The Real-Time Read
Twenty-six years across publishing, media sales, audience data and ad tech. Now running Mantis, the publisher-built contextual targeting and brand safety platform betting that complexity does not equal performance.
“Complexity does not always equal performance.”
Fiona Salmon is Managing Director of Mantis, the contextual targeting and brand safety platform built by Reach. Twenty-six years across publishing, media sales, audience data and ad tech, on every side of the trading desk from print magazines to programmatic, now running a publisher-built business that argues complexity has not equalled better performance and that the only two people who really need to be in the room are brands and publishers.
Fiona’s career began in 1999 at Trinity Mirror Group as a Creative Solutions Executive selling sponsored editorial pullouts to PR and ad agencies. The Boursin cheese sponsorship of The Mirror’s Euro 2000 pullout became the blueprint for how Trinity Mirror sold the format. Six years at Emap followed as Advertising Manager on the Mens portfolio (FHM, Arena, Arena Homme+, Zoo), then a year at News International selling thesun.co.uk to the Group M agencies, before a nine-year run at Vibrant Media through Senior Director of Sales and Strategic Partnerships, Head of UK EMEA and APAC Business Development, Director of Publisher Solutions, and VP Global Business Development.
In 2017 she moved to 1plusX as Managing Director UK, leading the data management platform’s commercial business through the cookieless transition with machine-learning-derived audience predictions. A four-month role at the European Medical Journal as Director of Data and Digital Innovation was cut short by Covid. From September 2020 she spent almost four years at Captify, rising through VP Partnerships UK and EMEA, VP of Global Partnerships, and finally Global VP of Partnerships and Sustainability Lead, where she also oversaw the development and implementation of Captify’s sustainability goals and products.

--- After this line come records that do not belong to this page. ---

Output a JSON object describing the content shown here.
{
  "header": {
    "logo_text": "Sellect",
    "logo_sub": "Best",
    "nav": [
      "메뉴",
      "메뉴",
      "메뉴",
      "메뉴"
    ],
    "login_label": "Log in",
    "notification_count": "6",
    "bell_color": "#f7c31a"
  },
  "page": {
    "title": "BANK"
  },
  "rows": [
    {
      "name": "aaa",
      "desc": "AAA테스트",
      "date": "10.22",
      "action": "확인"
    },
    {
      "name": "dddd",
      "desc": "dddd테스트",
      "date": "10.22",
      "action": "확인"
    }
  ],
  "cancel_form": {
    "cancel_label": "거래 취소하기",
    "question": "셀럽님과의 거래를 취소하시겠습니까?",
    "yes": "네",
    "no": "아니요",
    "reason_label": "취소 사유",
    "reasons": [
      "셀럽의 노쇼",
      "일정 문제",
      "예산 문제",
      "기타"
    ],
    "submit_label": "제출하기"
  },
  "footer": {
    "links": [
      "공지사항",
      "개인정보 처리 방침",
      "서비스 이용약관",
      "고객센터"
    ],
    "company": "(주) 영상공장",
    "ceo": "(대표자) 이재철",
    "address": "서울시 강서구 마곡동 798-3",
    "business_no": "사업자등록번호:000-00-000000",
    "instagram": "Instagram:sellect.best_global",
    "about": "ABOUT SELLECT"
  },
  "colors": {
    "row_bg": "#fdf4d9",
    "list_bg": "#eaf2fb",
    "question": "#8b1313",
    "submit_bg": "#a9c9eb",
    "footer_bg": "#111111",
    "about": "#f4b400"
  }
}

In June 2024 Fiona became Managing Director of Mantis, the contextual and brand safety advertising platform launched in 2019 inside Reach plc. Mantis assesses content at source for sentiment, intent and suitability: it does not block keywords, it scans the article or video itself and decides whether it belongs alongside an ad. The suite spans Brand Safety, Contextual Targeting, Recommender and Natural Language AI. From November 2024 she is also Co-Chair of Reach plc’s Sustainability Committee.
“The only two people who need to be in the room are brands and publishers.”

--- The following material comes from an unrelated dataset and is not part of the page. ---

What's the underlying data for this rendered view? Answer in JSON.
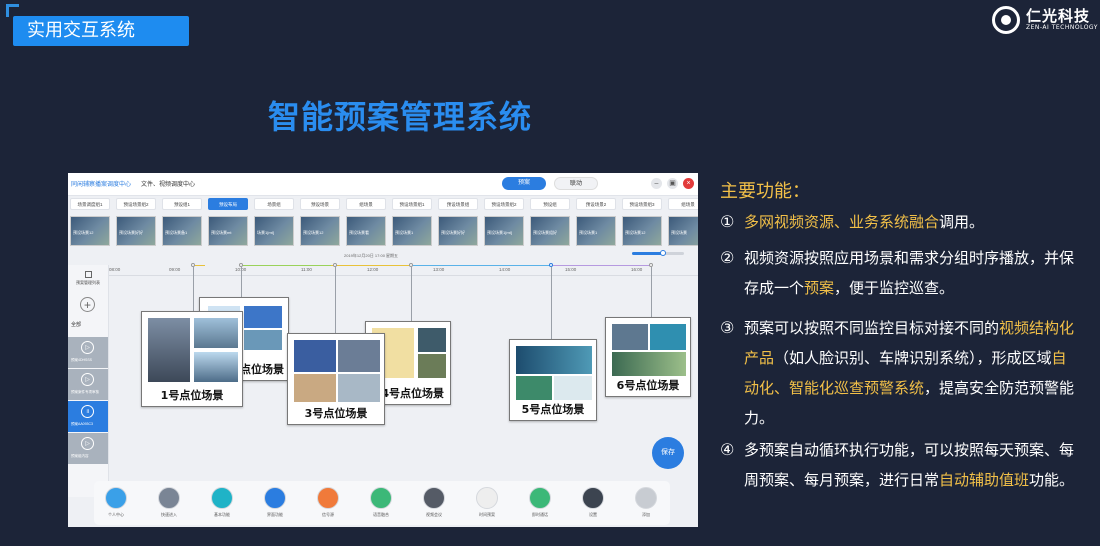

“Unsafe and unsuitable content should never make it into the mainstream in the first place. Then an ad cannot appear next to it. Or fund it.”

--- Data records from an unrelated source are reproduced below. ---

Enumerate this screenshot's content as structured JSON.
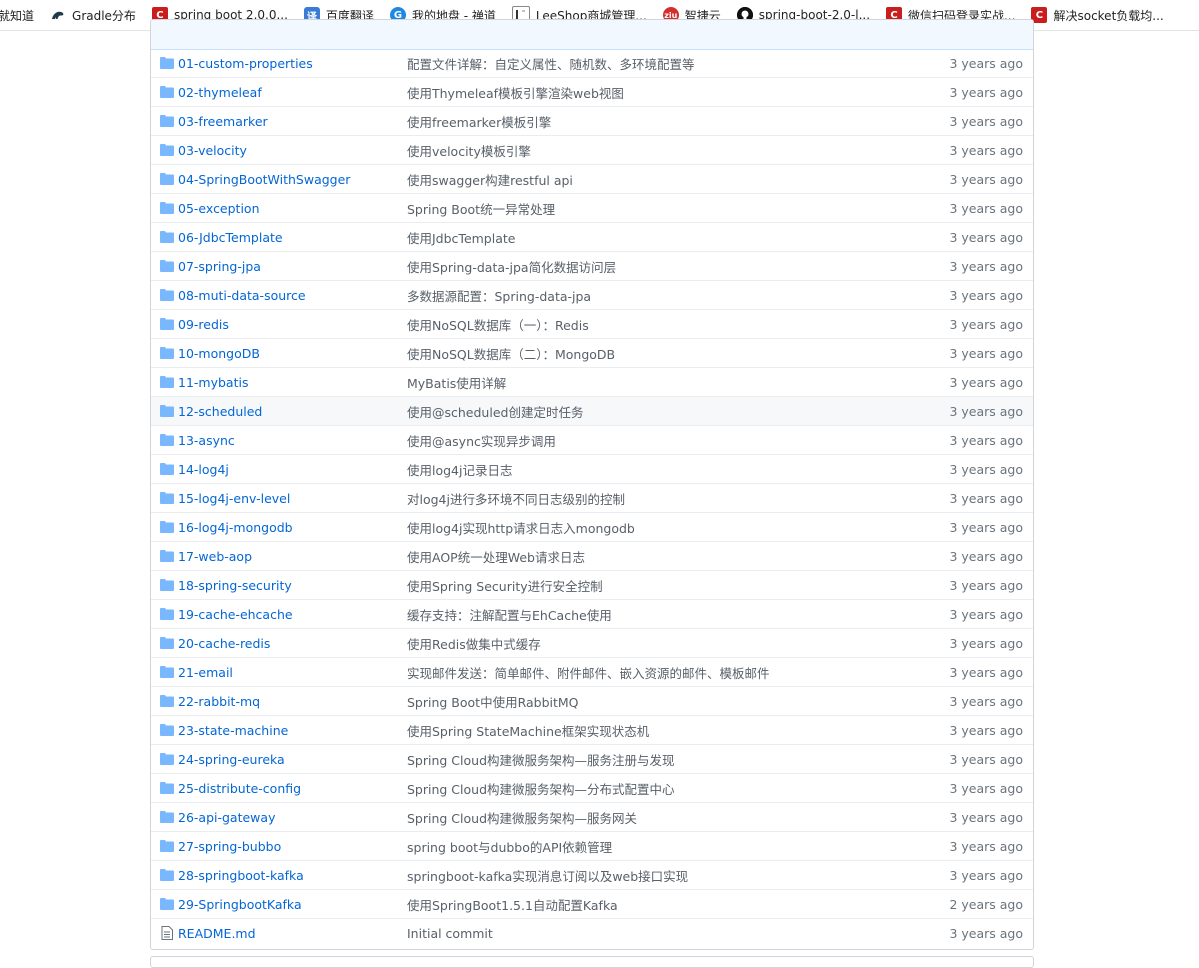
{
  "bookmarks": [
    {
      "label": "就知道",
      "icon": "none"
    },
    {
      "label": "Gradle分布",
      "icon": "gradle-icon"
    },
    {
      "label": "spring boot 2.0.0...",
      "icon": "csdn-icon"
    },
    {
      "label": "百度翻译",
      "icon": "translate-icon"
    },
    {
      "label": "我的地盘 - 禅道",
      "icon": "zentao-icon"
    },
    {
      "label": "LeeShop商城管理...",
      "icon": "leeshop-icon"
    },
    {
      "label": "智捷云",
      "icon": "zhijieyun-icon"
    },
    {
      "label": "spring-boot-2.0-l...",
      "icon": "github-icon"
    },
    {
      "label": "微信扫码登录实战...",
      "icon": "csdn-icon"
    },
    {
      "label": "解决socket负载均...",
      "icon": "csdn-icon"
    }
  ],
  "files": [
    {
      "name": "01-custom-properties",
      "type": "folder",
      "message": "配置文件详解：自定义属性、随机数、多环境配置等",
      "age": "3 years ago"
    },
    {
      "name": "02-thymeleaf",
      "type": "folder",
      "message": "使用Thymeleaf模板引擎渲染web视图",
      "age": "3 years ago"
    },
    {
      "name": "03-freemarker",
      "type": "folder",
      "message": "使用freemarker模板引擎",
      "age": "3 years ago"
    },
    {
      "name": "03-velocity",
      "type": "folder",
      "message": "使用velocity模板引擎",
      "age": "3 years ago"
    },
    {
      "name": "04-SpringBootWithSwagger",
      "type": "folder",
      "message": "使用swagger构建restful api",
      "age": "3 years ago"
    },
    {
      "name": "05-exception",
      "type": "folder",
      "message": "Spring Boot统一异常处理",
      "age": "3 years ago"
    },
    {
      "name": "06-JdbcTemplate",
      "type": "folder",
      "message": "使用JdbcTemplate",
      "age": "3 years ago"
    },
    {
      "name": "07-spring-jpa",
      "type": "folder",
      "message": "使用Spring-data-jpa简化数据访问层",
      "age": "3 years ago"
    },
    {
      "name": "08-muti-data-source",
      "type": "folder",
      "message": "多数据源配置：Spring-data-jpa",
      "age": "3 years ago"
    },
    {
      "name": "09-redis",
      "type": "folder",
      "message": "使用NoSQL数据库（一）：Redis",
      "age": "3 years ago"
    },
    {
      "name": "10-mongoDB",
      "type": "folder",
      "message": "使用NoSQL数据库（二）：MongoDB",
      "age": "3 years ago"
    },
    {
      "name": "11-mybatis",
      "type": "folder",
      "message": "MyBatis使用详解",
      "age": "3 years ago"
    },
    {
      "name": "12-scheduled",
      "type": "folder",
      "message": "使用@scheduled创建定时任务",
      "age": "3 years ago"
    },
    {
      "name": "13-async",
      "type": "folder",
      "message": "使用@async实现异步调用",
      "age": "3 years ago"
    },
    {
      "name": "14-log4j",
      "type": "folder",
      "message": "使用log4j记录日志",
      "age": "3 years ago"
    },
    {
      "name": "15-log4j-env-level",
      "type": "folder",
      "message": "对log4j进行多环境不同日志级别的控制",
      "age": "3 years ago"
    },
    {
      "name": "16-log4j-mongodb",
      "type": "folder",
      "message": "使用log4j实现http请求日志入mongodb",
      "age": "3 years ago"
    },
    {
      "name": "17-web-aop",
      "type": "folder",
      "message": "使用AOP统一处理Web请求日志",
      "age": "3 years ago"
    },
    {
      "name": "18-spring-security",
      "type": "folder",
      "message": "使用Spring Security进行安全控制",
      "age": "3 years ago"
    },
    {
      "name": "19-cache-ehcache",
      "type": "folder",
      "message": "缓存支持：注解配置与EhCache使用",
      "age": "3 years ago"
    },
    {
      "name": "20-cache-redis",
      "type": "folder",
      "message": "使用Redis做集中式缓存",
      "age": "3 years ago"
    },
    {
      "name": "21-email",
      "type": "folder",
      "message": "实现邮件发送：简单邮件、附件邮件、嵌入资源的邮件、模板邮件",
      "age": "3 years ago"
    },
    {
      "name": "22-rabbit-mq",
      "type": "folder",
      "message": "Spring Boot中使用RabbitMQ",
      "age": "3 years ago"
    },
    {
      "name": "23-state-machine",
      "type": "folder",
      "message": "使用Spring StateMachine框架实现状态机",
      "age": "3 years ago"
    },
    {
      "name": "24-spring-eureka",
      "type": "folder",
      "message": "Spring Cloud构建微服务架构—服务注册与发现",
      "age": "3 years ago"
    },
    {
      "name": "25-distribute-config",
      "type": "folder",
      "message": "Spring Cloud构建微服务架构—分布式配置中心",
      "age": "3 years ago"
    },
    {
      "name": "26-api-gateway",
      "type": "folder",
      "message": "Spring Cloud构建微服务架构—服务网关",
      "age": "3 years ago"
    },
    {
      "name": "27-spring-bubbo",
      "type": "folder",
      "message": "spring boot与dubbo的API依赖管理",
      "age": "3 years ago"
    },
    {
      "name": "28-springboot-kafka",
      "type": "folder",
      "message": "springboot-kafka实现消息订阅以及web接口实现",
      "age": "3 years ago"
    },
    {
      "name": "29-SpringbootKafka",
      "type": "folder",
      "message": "使用SpringBoot1.5.1自动配置Kafka",
      "age": "2 years ago"
    },
    {
      "name": "README.md",
      "type": "file",
      "message": "Initial commit",
      "age": "3 years ago"
    }
  ],
  "highlighted_row": "12-scheduled",
  "colors": {
    "link": "#0366d6",
    "folder": "#79b8ff",
    "file": "#6a737d",
    "row_highlight": "#f6f8fa"
  }
}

Most brand-safety technology is downstream: it sits at the ad-serving layer and flags inventory that is already in the auction. Mantis sits upstream. It scans content at source, the article or the video, and decides whether it is suitable for advertising. Publishers already do this with editorial codes. Platforms could and should. Fiona points to the Molly Russell case as the ethical version of the argument: content should be blocked before a child sees it, and certainly before an ad funds it. Brand safety is an ethical floor as well as a commercial one.
“Past behaviours is what we used to track. Now it is real-time intent data. Where are people right now? What are they reading?”
Privacy, GDPR and cookieless browsers have ended the era of behavioural stalking across the web. Contextual targeting has been forced back to the centre, and the technology behind it is no longer a primitive keyword scan. Mantis can now tell a brand not just where people are, but where they came from and where they are going. That changes the question from "who is this person?" to "what cultural moment are they in?", which is a better question.
“Fewer hops between buy and sell. Less data transferred. Less AI used badly. That is what sustainable looks like.”
Programmatic was built for scale, and with scale came non-transparent trading, made-for-advertising content, and a long tail of intermediaries each taking a cut. Fiona’s sustainability argument is also a commercial one: every hop in the chain is a data transfer with a carbon cost and a margin cost. Cut the hops. Use AI sparingly and well. Get closer to publishers. The healthier model and the more efficient model are the same model.